Introduction
Generators are a special category of processors that have no XML data inputs, only
outputs. They are generally used at the top of an XML pipeline to generate XML data
from a Java object or other non-XML source.
The URL generator fetches a document from a URL and produces an XML output document. The protocols supported are http:, https:, and
file: as well as the Orbeon Forms resource
protocol (oxf:). See Resource
Managers for more information about the oxf: protocol.
NOTE: The ftp: protocol used to be supported before 2008-07-25.
Content type
The URL generator operates in several modes depending on the content type of
the source document. The content type is determined according to the following
priorities:
-
Use the content type in the
content-type element of the
configuration if force-content-type is set to
true.
-
Use the content type set by the connection (for example, the content type
sent with the document by an HTTP server), if any. Note that when using the
oxf: or file: protocol, the connection content
type is never available. When using the http: protocol, the
connection content type may or may not be available depending on the
configuration of the HTTP server.
-
Use the content type in the
content-type element of the
configuration, if specified.
-
Use
application/xml.
In addition, it is possible to force the mode using the <mode> configuration element:
<p:processor name="oxf:url-generator">
<p:input name="config">
<config>
<url>http://example.org/resource</url>
<mode>binary</mode>
</config>
</p:input>
<p:output name="data" id="binary-document"/>
</p:processor>
XML mode
The XML mode is selected when:
- the content type is
text/xml, application/xml, or ends with
+xml according to the selection algorithm above - the
xml mode is forced using the <mode> configuration element
The generator fetches the specified URL and parses the XML document.
The following options are available:
validating:- if set to
true, a validating parser (using a DTD) is used, otherwise a non-validating parser is
used - default:
false
- handle-xinclude:
- if set to
true, handle XInclude inclusions during parsing - default:
true
- external-entities: [SINCE: 2011-03-10]
- if set to
true, external entities are processed - default:
false
- handle-lexical: [SINCE: 2010-06-28]
- if set to
true, propagate XML comments present in the input - default:
true
Example:
<p:processor name="oxf:url-generator">
<p:input name="config">
<config>
<url>oxf:/urlgen/note.xml</url>
<content-type>application/xml</content-type>
<validating>true</validating>
<handle-xinclude>false</handle-xinclude>
<external-entities>false</external-entities>
<handle-lexical>false</handle-lexical>
</config>
</p:input>
<p:output name="data" id="xml"/>
</p:processor>
If the URL is an HTTP or HTTPS URL and the server returns a non-success status code, an exception is raised.

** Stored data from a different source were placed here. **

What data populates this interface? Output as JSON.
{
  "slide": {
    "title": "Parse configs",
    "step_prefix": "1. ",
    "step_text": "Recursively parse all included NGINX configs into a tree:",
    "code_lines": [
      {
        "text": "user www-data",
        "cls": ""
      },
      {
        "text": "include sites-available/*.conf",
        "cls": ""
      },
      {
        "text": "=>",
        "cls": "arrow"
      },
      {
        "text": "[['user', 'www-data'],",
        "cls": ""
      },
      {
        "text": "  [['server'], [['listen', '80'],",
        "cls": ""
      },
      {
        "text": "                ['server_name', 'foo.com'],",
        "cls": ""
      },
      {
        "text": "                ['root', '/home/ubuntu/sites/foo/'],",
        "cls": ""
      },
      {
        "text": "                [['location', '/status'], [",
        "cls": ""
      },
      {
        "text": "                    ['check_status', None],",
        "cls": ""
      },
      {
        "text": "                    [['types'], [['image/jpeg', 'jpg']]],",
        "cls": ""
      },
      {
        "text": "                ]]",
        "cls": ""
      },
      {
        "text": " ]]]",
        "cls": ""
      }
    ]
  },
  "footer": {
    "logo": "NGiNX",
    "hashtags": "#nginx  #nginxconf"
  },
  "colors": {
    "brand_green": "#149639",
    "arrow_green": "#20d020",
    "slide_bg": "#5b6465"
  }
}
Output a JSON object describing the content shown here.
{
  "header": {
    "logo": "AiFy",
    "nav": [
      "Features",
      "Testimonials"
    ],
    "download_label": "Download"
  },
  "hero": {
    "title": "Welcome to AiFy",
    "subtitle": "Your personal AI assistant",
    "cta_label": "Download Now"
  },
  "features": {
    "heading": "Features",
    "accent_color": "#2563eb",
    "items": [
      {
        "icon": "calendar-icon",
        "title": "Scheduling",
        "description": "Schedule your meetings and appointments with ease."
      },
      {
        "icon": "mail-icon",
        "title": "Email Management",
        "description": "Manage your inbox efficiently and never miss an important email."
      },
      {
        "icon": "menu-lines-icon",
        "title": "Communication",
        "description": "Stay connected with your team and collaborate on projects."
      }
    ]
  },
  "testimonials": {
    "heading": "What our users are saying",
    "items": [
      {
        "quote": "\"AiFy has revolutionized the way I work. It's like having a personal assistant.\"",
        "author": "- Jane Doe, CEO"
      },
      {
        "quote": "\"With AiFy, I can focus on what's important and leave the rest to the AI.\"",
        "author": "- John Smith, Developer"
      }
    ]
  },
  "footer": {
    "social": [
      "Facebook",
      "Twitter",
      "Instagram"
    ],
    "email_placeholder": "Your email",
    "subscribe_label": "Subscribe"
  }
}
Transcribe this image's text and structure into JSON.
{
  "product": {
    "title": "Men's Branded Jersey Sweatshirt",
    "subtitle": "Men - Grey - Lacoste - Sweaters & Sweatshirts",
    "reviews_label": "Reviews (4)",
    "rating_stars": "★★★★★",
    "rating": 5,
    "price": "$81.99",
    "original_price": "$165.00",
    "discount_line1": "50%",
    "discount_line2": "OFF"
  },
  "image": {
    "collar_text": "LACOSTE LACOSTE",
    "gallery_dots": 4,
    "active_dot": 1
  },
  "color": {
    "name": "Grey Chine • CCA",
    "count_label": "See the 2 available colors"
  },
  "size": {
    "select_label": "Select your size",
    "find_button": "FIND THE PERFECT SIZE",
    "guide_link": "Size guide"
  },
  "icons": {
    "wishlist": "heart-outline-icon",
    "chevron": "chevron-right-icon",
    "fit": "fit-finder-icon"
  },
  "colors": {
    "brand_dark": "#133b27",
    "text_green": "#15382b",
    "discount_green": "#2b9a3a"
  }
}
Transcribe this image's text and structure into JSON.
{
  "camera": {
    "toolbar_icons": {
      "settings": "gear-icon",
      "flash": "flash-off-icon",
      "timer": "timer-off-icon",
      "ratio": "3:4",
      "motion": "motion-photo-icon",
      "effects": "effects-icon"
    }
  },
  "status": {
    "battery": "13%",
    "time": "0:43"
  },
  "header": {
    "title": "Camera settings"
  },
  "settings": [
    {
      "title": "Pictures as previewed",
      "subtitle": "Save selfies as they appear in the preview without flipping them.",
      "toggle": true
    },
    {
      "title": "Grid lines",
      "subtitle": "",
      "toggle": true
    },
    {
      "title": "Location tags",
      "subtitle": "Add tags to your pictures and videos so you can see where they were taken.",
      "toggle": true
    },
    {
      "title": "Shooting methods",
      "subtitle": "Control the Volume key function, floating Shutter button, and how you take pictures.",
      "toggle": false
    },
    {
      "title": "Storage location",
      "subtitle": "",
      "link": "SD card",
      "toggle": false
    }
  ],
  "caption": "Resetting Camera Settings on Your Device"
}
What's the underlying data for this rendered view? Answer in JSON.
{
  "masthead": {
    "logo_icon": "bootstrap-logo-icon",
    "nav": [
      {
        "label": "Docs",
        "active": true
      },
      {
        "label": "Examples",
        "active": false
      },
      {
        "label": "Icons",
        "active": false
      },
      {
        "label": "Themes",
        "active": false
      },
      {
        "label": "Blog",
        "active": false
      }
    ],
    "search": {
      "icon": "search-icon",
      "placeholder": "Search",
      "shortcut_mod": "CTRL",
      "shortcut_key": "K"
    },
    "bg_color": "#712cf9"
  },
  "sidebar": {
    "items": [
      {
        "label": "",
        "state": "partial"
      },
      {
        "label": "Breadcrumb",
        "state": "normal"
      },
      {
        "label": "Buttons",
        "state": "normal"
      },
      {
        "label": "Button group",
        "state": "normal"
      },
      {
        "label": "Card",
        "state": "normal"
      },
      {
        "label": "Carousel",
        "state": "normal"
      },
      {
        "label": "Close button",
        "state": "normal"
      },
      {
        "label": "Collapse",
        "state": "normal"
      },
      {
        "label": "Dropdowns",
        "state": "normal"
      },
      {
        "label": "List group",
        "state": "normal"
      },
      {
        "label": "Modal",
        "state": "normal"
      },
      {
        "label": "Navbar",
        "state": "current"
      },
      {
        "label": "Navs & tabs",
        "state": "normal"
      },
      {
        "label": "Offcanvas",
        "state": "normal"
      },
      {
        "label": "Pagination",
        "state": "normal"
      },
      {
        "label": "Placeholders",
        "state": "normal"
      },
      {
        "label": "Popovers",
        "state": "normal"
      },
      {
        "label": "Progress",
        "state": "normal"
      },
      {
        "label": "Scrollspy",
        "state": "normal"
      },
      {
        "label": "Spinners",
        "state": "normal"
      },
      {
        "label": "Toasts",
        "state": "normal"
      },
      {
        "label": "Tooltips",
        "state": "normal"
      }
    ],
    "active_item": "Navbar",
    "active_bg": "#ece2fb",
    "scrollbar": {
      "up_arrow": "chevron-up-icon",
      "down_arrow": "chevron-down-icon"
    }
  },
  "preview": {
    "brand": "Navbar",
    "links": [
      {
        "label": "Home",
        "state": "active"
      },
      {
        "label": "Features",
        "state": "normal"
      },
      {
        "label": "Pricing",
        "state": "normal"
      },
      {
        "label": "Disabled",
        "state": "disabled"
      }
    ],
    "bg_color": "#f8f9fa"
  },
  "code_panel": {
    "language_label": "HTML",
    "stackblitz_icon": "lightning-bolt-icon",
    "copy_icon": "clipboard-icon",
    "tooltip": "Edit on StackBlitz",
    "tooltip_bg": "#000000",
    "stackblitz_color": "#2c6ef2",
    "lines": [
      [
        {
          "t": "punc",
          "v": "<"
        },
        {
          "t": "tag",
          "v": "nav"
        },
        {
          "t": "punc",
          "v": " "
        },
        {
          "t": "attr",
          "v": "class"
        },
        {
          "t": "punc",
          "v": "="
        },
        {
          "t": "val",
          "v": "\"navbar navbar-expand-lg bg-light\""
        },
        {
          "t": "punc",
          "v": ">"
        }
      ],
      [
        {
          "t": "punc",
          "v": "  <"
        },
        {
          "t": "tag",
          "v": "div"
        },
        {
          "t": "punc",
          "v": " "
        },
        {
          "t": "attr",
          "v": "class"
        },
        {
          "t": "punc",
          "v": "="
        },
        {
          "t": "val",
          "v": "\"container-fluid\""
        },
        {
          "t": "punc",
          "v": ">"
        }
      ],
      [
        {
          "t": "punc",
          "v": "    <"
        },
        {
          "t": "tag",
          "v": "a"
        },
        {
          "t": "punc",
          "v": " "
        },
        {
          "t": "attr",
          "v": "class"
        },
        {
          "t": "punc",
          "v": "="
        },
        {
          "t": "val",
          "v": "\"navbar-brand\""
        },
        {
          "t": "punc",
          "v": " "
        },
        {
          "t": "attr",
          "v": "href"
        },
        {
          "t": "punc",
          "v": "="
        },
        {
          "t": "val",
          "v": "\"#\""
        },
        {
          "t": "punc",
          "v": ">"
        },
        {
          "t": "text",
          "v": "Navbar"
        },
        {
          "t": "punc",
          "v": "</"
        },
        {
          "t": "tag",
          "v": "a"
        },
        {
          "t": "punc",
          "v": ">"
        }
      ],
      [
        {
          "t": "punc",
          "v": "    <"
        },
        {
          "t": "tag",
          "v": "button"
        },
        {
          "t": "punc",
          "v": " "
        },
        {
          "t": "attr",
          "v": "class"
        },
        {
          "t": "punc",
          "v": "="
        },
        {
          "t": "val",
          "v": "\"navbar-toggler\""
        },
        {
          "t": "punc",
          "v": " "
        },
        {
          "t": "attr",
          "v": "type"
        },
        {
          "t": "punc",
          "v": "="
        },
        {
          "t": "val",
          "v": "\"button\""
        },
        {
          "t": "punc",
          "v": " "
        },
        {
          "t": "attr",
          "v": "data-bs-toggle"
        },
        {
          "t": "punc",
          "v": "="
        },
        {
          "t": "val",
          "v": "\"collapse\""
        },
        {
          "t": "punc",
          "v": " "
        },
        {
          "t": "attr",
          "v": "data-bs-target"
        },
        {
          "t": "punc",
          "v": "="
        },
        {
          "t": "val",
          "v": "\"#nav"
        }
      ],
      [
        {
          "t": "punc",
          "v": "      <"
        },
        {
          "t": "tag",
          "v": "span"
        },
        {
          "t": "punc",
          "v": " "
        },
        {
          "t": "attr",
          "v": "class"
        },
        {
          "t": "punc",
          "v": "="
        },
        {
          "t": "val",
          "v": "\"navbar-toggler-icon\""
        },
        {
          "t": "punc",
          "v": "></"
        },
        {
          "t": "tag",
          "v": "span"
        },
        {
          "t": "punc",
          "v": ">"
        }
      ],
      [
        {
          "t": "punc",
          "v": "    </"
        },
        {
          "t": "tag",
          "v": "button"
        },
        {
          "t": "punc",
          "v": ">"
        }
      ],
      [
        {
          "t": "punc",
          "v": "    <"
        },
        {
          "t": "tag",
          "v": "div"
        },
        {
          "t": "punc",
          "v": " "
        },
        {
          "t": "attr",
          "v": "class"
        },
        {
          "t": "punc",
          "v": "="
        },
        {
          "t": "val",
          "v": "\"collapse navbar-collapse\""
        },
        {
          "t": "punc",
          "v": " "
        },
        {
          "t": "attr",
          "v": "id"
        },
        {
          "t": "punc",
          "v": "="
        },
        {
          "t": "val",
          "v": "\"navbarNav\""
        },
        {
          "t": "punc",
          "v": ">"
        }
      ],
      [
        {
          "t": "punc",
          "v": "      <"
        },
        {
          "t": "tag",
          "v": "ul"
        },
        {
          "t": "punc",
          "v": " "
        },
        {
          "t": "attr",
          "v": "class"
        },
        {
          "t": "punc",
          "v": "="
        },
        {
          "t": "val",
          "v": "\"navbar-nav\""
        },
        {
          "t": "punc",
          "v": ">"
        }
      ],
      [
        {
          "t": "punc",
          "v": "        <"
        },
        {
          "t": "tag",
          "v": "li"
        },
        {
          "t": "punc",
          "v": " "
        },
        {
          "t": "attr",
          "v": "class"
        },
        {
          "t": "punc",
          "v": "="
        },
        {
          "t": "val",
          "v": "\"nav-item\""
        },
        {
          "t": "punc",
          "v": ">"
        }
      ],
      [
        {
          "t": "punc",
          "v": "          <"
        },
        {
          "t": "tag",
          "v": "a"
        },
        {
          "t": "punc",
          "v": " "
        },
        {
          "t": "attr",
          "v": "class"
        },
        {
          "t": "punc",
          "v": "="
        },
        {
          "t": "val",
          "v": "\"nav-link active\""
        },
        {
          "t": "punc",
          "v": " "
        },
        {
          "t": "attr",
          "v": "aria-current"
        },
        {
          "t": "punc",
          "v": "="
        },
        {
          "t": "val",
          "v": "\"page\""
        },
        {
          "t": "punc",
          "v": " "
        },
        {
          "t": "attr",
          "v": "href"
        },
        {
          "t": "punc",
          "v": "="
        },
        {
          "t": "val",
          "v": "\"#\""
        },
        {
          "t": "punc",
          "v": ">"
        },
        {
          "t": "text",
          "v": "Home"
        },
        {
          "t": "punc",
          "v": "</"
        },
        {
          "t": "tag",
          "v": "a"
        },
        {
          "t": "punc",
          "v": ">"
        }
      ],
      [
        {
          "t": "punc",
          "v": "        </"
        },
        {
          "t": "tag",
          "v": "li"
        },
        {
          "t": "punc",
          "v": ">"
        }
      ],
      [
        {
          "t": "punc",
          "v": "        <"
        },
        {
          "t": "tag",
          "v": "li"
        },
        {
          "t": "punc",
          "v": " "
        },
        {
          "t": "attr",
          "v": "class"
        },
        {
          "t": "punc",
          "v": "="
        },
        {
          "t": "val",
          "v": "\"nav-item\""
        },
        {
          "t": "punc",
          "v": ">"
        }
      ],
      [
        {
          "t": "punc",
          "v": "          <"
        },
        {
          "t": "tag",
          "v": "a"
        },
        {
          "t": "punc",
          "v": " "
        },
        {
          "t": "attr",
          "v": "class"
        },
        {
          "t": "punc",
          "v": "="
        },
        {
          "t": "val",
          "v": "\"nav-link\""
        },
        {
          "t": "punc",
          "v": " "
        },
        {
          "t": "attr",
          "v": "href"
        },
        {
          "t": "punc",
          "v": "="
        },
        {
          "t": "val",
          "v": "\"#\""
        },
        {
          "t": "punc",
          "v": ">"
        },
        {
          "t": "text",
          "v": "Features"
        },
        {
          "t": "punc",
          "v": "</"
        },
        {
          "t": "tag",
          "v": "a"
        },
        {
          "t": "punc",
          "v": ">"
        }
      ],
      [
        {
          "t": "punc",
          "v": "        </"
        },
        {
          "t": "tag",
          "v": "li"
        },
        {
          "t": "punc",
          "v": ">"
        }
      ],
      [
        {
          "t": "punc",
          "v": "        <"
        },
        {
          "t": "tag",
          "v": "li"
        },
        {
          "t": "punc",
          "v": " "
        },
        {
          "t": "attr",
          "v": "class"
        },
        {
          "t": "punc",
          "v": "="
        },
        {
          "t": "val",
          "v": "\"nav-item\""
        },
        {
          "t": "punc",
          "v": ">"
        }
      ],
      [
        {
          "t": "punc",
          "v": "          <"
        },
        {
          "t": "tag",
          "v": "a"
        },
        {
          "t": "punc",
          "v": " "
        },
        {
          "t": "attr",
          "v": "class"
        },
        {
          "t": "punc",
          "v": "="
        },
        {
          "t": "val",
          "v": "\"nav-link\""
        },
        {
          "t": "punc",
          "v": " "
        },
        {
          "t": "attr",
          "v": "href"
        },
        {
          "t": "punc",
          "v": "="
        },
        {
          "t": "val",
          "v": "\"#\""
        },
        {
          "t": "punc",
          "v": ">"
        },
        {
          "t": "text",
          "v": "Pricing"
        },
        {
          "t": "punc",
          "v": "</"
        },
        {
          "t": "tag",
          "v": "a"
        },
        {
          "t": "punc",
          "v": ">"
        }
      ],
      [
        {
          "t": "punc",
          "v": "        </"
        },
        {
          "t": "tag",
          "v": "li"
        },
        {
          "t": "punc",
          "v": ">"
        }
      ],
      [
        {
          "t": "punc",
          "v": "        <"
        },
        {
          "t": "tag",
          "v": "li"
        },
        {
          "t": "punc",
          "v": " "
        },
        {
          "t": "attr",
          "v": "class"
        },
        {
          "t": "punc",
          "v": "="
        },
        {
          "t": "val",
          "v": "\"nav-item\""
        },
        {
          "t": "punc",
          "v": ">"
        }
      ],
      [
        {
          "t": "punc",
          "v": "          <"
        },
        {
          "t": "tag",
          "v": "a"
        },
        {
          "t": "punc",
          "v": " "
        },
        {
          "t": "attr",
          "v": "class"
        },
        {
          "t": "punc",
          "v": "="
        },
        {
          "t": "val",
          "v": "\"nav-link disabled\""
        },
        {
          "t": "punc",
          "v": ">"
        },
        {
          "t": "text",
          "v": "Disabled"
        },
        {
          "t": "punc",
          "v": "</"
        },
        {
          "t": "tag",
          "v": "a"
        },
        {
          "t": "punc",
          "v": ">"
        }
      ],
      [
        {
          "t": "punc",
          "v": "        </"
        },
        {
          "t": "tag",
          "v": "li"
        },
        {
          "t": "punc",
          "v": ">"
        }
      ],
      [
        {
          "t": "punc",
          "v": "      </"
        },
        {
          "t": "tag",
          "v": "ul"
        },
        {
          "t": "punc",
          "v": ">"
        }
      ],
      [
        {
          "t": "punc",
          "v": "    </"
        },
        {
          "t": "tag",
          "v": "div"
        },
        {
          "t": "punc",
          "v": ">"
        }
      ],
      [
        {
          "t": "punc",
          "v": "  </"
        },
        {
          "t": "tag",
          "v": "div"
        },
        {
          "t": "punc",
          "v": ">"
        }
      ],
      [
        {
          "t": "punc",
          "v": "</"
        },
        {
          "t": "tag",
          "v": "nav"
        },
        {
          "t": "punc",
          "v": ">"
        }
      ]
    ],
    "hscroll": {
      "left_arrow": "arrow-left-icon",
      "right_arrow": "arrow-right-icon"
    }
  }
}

NOTE: The URL must point to a well-formed XML document. If it doesn't, an exception is raised.
NOTE: Be careful when setting external-entities to true, as non-trusted documents with external entities could be used by malicious users to inject content into your XML document.
HTML mode
The HTML mode is selected when:
In this mode, the URL generator uses HTML Tidy to
transform HTML into XML. This feature is useful to later extract information from HTML using XPath.
Examples:
<p:processor name="oxf:url-generator">
<p:input name="config">
<config>
<url>http://www.cnn.com</url>
<content-type>text/html</content-type>
<tidy-options>
<show-warnings>false</show-warnings>
<quiet>true</quiet>
</tidy-options>
</config>
</p:input>
<p:output name="data" id="html"/>
</p:processor>
<p:processor name="oxf:url-generator">
<p:input name="config">
<config>
<url>oxf:/html/example.html</url>
<content-type>text/html</content-type>
<force-content-type>true</force-content-type>
<tidy-options>
<show-warnings>false</show-warnings>
<quiet>true</quiet>
</tidy-options>
</config>
</p:input>
<p:output name="data" id="html"/>
</p:processor>
The <tidy-options> part of the configuration in the two examples above is optional.
However, by default quiet is set to false, which causes HTML Tidy to output messages to
the console when it finds invalid HTML. To prevent this, add a <tidy-options> section
to the configuration with quiet set to true.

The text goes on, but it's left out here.